Lately, though, I’ve been wondering about nouns. When I was designing the Uganda Best of Blogs, I struggled with how to categorize the many, many people who could be considered Ugandan bloggers. For the purpose of their documentary, the Danes were focusing on Ugandans who blog from Uganda. This is the most narrow definition, but there are also non-Ugandans who blog from Uganda and both Ugandans and non-Ugandans who blog from elsewhere. Do you include expats whose blogs are of the “Hi Mom, I made it and I’m alive, don’t worry” variety? Or Ugandan residents who blog only about their daily lives? What about Ugandan expats who write more about where they live in now than about their own country?

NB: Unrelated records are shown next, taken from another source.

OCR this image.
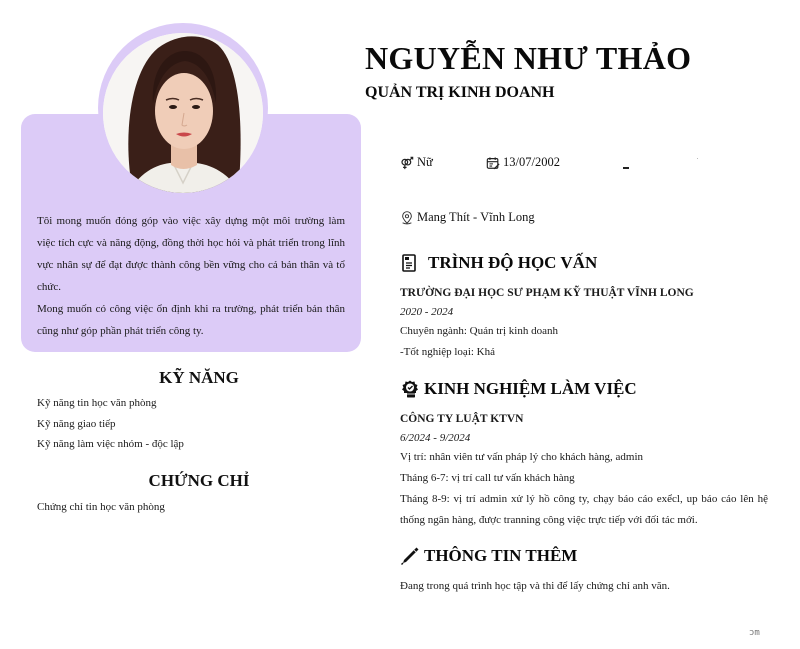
Tôi mong muốn đóng góp vào việc xây dựng một môi trường làm việc tích cực và năng động, đồng thời học hỏi và phát triển trong lĩnh vực nhân sự để đạt được thành công bền vững cho cả bản thân và tổ chức.

Mong muốn có công việc ổn định khi ra trường, phát triển bản thân cũng như góp phần phát triển công ty.

KỸ NĂNG
Kỹ năng tin học văn phòng
Kỹ năng giao tiếp
Kỹ năng làm việc nhóm - độc lập
CHỨNG CHỈ
Chứng chỉ tin học văn phòng
NGUYỄN NHƯ THẢO
QUẢN TRỊ KINH DOANH
Nữ	13/07/2002
Mang Thít - Vĩnh Long
TRÌNH ĐỘ HỌC VẤN
TRƯỜNG ĐẠI HỌC SƯ PHẠM KỸ THUẬT VĨNH LONG
2020 - 2024
Chuyên ngành: Quản trị kinh doanh
-Tốt nghiệp loại: Khá
KINH NGHIỆM LÀM VIỆC
CÔNG TY LUẬT KTVN
6/2024 - 9/2024
Vị trí: nhân viên tư vấn pháp lý cho khách hàng, admin
Tháng 6-7: vị trí call tư vấn khách hàng
Tháng 8-9: vị trí admin xử lý hồ công ty, chạy báo cáo exểcl, up báo cáo lên hệ thống ngân hàng, được tranning công việc trực tiếp với đối tác mới.
THÔNG TIN THÊM
Đang trong quá trình học tập và thi để lấy chứng chỉ anh văn.
ɔm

Frustrated about the way bloggers responded to the Mabira riots, Owera defines a Ugandan blogger as “a blogger keeping a journal [about] the situation and events [in] Uganda and not necessarily a Ugandan native blogging.” This would exclude most Ugandan expats, a lot of the younger bloggers and some members of the Makerere School, but would include blogs like I Left Copenhagen for Uganda, In an African Minute, Uganda-CAN and Jackfruity.
The Danes write that “an unknown number [of Ugandan bloggers] is considered blogrens,” and the creator of the term has yet to weigh in on the subject, but I prefer a definition that falls somewhere between the focus of the documentary and what Owera has to say. I believe the Ugandan blogosphere should include non-Ugandans and Ugandan emigrants/expats who blog heavily about the country — not just because that’s what I do, but also because these authors can provide new, outside perspective on Ugandan issues and events. I also believe that Ugandan residents who blog about their daily lives play an important role — their accounts of school, family life, dates and pop music, while not as politically charged as some of the other blogs, give the Ugandan blogosphere depth and nuance. It’s this group — Uganda-focused and Ugandan-resident bloggers — that I mean when I say The Blogren.
Tangenitally related is the 27th Comrade’s manifesto on the function of Ugandan bloggers: “Uganda is not one of them countries where bloggers are dissidents….” Definitely worth a read.